CustID      FName       LNme    UserID           Pswd
--------- --------     ---------- ---------------  ---------
1002        Sara        Verma      S.Verma@abc.com  S123
1004        Rick        Singh      G.Singh@xyz.com  G311
1006        Micky       Khera      M.Khera@mno.com  M222
Displaying the View Contents
For retrieving what is under the hood of the view use,
EXECUTE SP_HELPTEXT 'dbo.CustomerInfo_V'
Alternatively what I do is in my SSMS.
Tools > Options > Environment >Keyboard > Ctrl-F1 == SP_HELPTEXT
From next time, to see the contents of a VIEW/StoreProcedure, simply select it and hit Ctrl+F1?

Refreshing Views
Just in case we are working with a non-schema bound view and there is some change in the underlying table, to prevent the view from producing unexpected results, we have an option to refresh the view with:
EXECUTE SP_REFRESHVIEW 'dbo.BILL_V'
This updates the metadata of a non-schema bound view.

Encrypting your Views
The “WITH ENCRYPTION” option encrypts the views by which I mean it will not be visible via SP_HELPTEXT so in case of strict requirements where the contents of the view don’t need to be exposed this option freezes the view.
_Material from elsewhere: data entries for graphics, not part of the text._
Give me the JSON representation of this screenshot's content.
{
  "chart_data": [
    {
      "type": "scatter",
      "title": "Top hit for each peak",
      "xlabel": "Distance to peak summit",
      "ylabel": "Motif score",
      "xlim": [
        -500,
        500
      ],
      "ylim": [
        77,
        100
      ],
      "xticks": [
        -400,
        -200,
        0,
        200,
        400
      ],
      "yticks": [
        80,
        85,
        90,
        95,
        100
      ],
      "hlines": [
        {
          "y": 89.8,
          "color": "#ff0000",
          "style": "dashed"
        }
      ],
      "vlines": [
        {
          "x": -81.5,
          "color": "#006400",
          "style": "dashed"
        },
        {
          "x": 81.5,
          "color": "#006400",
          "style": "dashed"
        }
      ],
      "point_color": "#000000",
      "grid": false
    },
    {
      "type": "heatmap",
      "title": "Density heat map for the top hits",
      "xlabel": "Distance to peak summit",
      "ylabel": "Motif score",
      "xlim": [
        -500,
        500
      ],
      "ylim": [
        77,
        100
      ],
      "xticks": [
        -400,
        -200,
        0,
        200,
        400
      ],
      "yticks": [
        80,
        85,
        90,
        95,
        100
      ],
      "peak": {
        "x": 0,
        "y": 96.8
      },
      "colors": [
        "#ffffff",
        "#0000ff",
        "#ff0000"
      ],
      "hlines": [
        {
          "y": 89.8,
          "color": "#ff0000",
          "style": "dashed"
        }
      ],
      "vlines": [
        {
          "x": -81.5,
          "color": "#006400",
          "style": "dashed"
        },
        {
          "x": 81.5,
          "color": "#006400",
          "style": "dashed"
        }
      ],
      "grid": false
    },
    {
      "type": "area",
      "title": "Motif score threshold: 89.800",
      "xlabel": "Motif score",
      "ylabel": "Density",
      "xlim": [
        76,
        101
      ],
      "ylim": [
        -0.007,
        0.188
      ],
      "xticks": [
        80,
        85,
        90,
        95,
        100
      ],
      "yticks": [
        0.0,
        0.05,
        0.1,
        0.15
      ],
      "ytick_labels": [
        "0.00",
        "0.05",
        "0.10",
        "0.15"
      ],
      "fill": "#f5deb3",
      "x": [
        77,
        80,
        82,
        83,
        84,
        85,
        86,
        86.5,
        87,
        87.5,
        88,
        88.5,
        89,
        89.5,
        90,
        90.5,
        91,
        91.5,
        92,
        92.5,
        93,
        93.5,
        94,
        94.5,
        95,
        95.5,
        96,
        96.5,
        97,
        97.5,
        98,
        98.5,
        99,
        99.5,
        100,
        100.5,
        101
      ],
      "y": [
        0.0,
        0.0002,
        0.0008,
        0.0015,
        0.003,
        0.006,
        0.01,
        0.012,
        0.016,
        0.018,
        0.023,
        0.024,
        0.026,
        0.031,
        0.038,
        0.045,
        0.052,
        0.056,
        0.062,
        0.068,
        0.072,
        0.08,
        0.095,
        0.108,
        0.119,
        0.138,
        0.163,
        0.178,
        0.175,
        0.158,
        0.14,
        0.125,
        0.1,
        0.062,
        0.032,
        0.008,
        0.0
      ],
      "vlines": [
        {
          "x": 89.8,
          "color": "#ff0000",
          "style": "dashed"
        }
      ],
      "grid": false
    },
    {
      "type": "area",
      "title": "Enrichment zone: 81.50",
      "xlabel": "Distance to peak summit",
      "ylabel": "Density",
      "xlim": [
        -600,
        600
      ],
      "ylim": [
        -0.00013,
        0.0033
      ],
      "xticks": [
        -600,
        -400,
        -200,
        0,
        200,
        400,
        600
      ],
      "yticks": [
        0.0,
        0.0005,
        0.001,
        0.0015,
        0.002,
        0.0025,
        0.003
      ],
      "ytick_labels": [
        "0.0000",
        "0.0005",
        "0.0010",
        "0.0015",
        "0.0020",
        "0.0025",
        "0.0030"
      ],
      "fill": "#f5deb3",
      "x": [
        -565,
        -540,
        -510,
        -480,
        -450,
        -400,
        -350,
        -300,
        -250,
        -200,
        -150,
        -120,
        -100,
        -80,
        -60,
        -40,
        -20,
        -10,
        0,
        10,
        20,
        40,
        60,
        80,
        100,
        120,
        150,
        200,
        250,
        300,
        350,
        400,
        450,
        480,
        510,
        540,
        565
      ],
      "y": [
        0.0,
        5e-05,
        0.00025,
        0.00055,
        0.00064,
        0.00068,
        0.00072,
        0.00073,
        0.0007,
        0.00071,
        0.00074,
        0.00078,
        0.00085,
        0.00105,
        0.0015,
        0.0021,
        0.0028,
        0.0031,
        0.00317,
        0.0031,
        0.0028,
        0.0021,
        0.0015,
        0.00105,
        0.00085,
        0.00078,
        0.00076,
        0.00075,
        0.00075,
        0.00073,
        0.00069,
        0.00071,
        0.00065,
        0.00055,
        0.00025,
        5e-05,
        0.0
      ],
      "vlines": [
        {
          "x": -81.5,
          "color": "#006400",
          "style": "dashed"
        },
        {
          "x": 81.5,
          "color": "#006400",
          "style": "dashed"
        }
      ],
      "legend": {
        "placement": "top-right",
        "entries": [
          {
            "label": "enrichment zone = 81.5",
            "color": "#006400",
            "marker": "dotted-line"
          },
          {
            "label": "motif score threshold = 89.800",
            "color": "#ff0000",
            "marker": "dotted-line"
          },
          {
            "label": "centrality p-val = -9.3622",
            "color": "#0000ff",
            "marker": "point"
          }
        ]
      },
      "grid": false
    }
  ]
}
It’s important to save the contents script in some archive to be able to retrieve the code for any change.
ALTER VIEW Bill_V
WITH ENCRYPTION
AS
SELECT C.FName
      ,C.LNme
      ,P.ProductDesc
      ,B.DateOfBooking
      ,P.Price
      ,B.QTY
      ,(B.QTY*P.Price) AS TotalAmountPayable
FROM dbo.BOOKING B
INNER JOIN dbo.PRODUCTS P
ON B.ProductID=P.ProductID
INNER JOIN dbo.Customer C
ON B.CustID=C.CustID;
So we have encrypted the view, now if we try to EXECUTE SP_HELPTEXT 'dbo.Bill_V'. The result would be:
The text for object ' Bill_V ' is encrypted.
It is not advised to encrypt your views unless you have a very strong reason behind it.